Janice Exter Konstantinidis (43:03)
Well, yeah, there's probably been many theses in psychology done about it, but I don't think I want to read them. I think it's just coming to it of my own. If I get sick or I need it interpreted, maybe. But I think I need to just come to it myself.
Jane Jones (43:17)
Yes, yeah. And encouraging people to have the experience of writing and to go through it and walk along beside them and interact with them. That's where things are discovered without having to depend on outward things. You said this earlier. Was that you realized that this, when you saw this, when you're on the train recently, this meadow, and you, you kind of realized that this was your meadow. That happens inside you. And then you share that with us. And it's like, that's, Oh, I can put myself on a train.
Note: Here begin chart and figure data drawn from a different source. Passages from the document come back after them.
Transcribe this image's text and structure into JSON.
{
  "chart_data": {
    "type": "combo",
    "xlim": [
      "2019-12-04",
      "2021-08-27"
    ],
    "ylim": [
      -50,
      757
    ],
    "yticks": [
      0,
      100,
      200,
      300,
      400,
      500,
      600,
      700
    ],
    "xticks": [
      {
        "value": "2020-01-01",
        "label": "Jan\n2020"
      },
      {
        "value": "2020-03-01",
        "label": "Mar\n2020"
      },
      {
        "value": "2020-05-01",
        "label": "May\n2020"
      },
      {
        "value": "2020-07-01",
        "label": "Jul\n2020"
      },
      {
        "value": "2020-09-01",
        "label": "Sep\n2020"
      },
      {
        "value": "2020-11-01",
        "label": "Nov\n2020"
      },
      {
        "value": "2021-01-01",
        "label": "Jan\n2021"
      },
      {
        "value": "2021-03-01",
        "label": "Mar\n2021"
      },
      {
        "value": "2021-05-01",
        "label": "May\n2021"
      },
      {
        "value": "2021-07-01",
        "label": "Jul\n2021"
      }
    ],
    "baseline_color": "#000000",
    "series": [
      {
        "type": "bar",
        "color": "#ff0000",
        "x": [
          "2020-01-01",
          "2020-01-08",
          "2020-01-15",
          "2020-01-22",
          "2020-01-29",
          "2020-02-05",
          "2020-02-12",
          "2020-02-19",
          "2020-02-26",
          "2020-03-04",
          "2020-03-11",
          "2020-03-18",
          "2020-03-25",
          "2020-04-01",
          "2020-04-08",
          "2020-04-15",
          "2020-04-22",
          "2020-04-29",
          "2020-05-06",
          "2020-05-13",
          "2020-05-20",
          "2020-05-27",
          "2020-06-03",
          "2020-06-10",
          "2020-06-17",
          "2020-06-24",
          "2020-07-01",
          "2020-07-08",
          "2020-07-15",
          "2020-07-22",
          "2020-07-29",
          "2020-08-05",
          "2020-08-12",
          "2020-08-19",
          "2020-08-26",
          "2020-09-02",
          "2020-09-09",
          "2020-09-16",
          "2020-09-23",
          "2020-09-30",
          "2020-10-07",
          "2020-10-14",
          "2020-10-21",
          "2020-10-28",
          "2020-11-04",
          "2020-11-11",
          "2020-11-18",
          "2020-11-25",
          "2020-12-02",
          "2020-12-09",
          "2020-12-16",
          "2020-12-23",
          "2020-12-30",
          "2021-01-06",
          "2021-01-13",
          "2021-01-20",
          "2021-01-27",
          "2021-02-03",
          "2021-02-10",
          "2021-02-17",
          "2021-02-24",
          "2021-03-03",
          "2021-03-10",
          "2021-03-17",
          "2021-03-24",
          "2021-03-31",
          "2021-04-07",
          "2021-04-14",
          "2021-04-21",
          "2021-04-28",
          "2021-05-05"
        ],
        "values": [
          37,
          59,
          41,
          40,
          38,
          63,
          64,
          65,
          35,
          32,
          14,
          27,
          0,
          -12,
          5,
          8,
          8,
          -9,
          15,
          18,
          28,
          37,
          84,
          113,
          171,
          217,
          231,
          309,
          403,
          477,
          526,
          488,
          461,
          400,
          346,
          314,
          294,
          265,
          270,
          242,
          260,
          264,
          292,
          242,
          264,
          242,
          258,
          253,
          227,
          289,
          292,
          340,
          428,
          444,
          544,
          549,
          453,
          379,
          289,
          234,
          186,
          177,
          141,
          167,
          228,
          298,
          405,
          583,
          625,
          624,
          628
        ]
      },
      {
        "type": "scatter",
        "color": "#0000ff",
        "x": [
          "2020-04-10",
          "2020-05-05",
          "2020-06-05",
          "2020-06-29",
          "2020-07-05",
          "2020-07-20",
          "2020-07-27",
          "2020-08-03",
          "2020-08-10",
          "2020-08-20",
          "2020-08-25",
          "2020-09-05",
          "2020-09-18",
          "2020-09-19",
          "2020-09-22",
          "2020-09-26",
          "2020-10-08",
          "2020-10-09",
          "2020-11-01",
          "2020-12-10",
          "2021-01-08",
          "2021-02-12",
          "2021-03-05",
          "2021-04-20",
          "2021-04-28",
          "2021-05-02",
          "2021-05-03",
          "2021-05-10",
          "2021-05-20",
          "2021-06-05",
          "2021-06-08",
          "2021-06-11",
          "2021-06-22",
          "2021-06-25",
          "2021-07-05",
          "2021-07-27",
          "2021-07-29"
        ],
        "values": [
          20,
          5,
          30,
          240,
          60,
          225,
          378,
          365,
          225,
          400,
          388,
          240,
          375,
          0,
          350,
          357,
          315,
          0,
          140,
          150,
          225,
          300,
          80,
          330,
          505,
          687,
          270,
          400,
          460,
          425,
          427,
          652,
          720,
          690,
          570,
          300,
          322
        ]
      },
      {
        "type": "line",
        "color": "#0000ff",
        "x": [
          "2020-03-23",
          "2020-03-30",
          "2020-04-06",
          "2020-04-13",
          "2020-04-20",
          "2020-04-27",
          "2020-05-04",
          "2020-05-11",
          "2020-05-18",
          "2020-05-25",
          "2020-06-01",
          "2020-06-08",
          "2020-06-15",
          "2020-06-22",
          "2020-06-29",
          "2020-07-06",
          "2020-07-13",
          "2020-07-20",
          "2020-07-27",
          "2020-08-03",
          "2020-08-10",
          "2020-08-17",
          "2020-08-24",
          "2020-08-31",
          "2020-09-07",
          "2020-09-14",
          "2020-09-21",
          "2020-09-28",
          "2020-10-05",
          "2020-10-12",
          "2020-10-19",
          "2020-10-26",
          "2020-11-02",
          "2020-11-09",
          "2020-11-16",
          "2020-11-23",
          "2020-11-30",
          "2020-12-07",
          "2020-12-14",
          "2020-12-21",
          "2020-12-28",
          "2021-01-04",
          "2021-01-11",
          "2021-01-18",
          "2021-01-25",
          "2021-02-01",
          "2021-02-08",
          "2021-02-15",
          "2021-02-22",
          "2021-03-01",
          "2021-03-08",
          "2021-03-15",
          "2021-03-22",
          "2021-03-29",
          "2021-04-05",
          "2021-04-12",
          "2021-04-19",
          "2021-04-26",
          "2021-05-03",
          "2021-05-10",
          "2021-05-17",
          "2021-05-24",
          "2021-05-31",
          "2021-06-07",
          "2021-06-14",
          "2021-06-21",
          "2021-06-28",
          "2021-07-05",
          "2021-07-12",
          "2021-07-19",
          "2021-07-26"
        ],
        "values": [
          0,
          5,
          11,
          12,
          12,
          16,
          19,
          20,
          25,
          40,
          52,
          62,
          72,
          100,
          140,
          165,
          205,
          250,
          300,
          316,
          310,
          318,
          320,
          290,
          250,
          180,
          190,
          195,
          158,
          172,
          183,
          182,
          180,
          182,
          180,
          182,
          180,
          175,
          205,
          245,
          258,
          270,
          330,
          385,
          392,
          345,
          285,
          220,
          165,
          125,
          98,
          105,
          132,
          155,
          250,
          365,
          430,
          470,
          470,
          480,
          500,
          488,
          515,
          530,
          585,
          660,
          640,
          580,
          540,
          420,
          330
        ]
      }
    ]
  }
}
I can understand that from myself, and I can have an experience like that.
Whether it's exactly yours or not is, it can't say, right? And it almost doesn't matter because I can see it and I can feel it and I can...
Janice Exter Konstantinidis (44:25)
That was a figment of your imagination of a dog.
Jane Jones (44:30)
Yeah, yeah, but I can track with you, and then I understand so that when we're talking, you got, she got me, she heard me, and then we keep talking, and there's lots of little disconnects that happen maybe, but generally speaking. It's a it's a growing thing. It's a, and then like I don't know what the words are. Lots gets created.
And awareness comes in about things that we didn't know before. And you talked about being aware that now something was different.
And now you were creating, and you were looking at something from a different perspective.